In nature, the dominant animal need to defend itself. Natural is very brutal to fallen or weaken leaders. They will be kill and another raise to take their place if they are not strong enough to defend themselves from others.
Your fish is deformed, It is possible that he will not be able to defend himself or exert his dominant on the second fish. The second fish may growth and become dominant. When this happened, if the original fish is still a male then there will not be problem, but if he have change to female, then he will be kill.
You original, deformed fish need to be pair with a larger fish if he have not turn to female. If he is a she already, then she need to be keep alone for the rest of her life.
In my tank in the past (450 gal) I had a harem of Royal Gramma. The harem have been together for 6 + years when the dominate male get weaker, due to age I think. The largest female then turn male and promptly killed him and take over.

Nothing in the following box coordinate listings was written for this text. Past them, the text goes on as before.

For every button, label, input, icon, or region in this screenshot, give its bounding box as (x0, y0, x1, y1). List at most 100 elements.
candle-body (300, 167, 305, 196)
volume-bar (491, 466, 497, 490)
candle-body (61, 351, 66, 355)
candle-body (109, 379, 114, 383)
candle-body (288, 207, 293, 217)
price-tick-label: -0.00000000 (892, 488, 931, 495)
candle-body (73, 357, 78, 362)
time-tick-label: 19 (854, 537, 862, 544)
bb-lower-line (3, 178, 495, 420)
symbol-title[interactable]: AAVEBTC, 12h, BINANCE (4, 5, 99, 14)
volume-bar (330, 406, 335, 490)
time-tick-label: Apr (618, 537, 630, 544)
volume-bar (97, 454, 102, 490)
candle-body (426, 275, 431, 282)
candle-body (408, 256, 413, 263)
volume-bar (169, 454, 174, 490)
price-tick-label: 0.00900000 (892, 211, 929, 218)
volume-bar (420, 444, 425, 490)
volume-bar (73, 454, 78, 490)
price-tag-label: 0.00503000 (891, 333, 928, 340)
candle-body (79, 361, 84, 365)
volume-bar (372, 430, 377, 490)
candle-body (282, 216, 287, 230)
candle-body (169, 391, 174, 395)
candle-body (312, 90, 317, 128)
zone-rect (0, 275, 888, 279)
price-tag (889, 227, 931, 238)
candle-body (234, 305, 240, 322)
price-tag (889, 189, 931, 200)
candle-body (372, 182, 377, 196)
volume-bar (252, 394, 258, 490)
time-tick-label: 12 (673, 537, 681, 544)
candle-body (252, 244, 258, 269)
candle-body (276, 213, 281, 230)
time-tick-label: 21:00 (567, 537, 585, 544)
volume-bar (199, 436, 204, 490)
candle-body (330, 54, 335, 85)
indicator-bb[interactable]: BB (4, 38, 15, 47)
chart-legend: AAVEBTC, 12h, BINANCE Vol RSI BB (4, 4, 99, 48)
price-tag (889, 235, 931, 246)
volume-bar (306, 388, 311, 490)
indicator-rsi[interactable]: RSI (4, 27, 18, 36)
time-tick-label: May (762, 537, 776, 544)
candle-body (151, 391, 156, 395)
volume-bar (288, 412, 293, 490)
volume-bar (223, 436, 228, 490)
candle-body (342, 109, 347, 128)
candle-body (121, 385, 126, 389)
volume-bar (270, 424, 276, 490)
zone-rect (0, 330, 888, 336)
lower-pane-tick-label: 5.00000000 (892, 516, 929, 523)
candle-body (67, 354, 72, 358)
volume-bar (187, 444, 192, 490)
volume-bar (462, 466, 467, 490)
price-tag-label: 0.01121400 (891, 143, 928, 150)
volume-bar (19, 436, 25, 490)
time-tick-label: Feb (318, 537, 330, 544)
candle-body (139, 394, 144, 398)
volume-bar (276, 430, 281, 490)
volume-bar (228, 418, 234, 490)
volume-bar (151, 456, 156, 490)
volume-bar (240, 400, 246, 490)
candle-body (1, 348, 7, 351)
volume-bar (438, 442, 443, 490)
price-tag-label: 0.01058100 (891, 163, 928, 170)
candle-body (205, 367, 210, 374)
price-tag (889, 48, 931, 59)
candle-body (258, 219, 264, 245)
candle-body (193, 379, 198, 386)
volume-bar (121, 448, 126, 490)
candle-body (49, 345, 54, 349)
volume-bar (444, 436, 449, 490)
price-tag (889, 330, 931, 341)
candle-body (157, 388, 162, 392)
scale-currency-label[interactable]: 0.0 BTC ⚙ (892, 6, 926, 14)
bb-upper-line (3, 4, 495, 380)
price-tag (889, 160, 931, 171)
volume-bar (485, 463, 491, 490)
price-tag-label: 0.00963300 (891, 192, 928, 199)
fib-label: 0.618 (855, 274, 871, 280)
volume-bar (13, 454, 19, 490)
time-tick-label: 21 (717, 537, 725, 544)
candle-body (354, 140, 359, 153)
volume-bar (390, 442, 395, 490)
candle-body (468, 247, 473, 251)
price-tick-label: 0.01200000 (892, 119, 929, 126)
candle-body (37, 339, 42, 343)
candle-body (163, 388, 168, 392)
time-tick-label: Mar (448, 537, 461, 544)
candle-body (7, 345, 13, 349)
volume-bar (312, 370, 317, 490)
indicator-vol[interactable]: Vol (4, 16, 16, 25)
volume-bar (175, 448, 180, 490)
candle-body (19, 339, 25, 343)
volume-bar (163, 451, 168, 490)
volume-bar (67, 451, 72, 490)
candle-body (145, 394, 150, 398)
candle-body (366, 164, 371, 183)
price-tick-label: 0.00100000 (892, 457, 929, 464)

Right now I have a shoal of Lye Tail Anthias in my tank (320 gal) There are 6 Anthias originally. Reading that the ratio of Male to famales is about 1 to 8 in the wild. I added another anthias female to the tank. This is a small one. It seem that the male anthias spend a lot of energy patrol and exert dominant over the females. Anyway, the largest female, which is almost as big as the male, start to change to become male. The new male promptly kill the old male and take over. I am not sure why he was not able to exert dominant over his females. He may be old, or he may have too many female to harass over.
The point of my two observations above is that dominant fish need to be strong and exert their dominant over their subordinates. If they cannot, as your deformed fish likely will not able to, they will be kill by the former subordinate.
This is my thought you can take it or not it is up to you. Best of luck.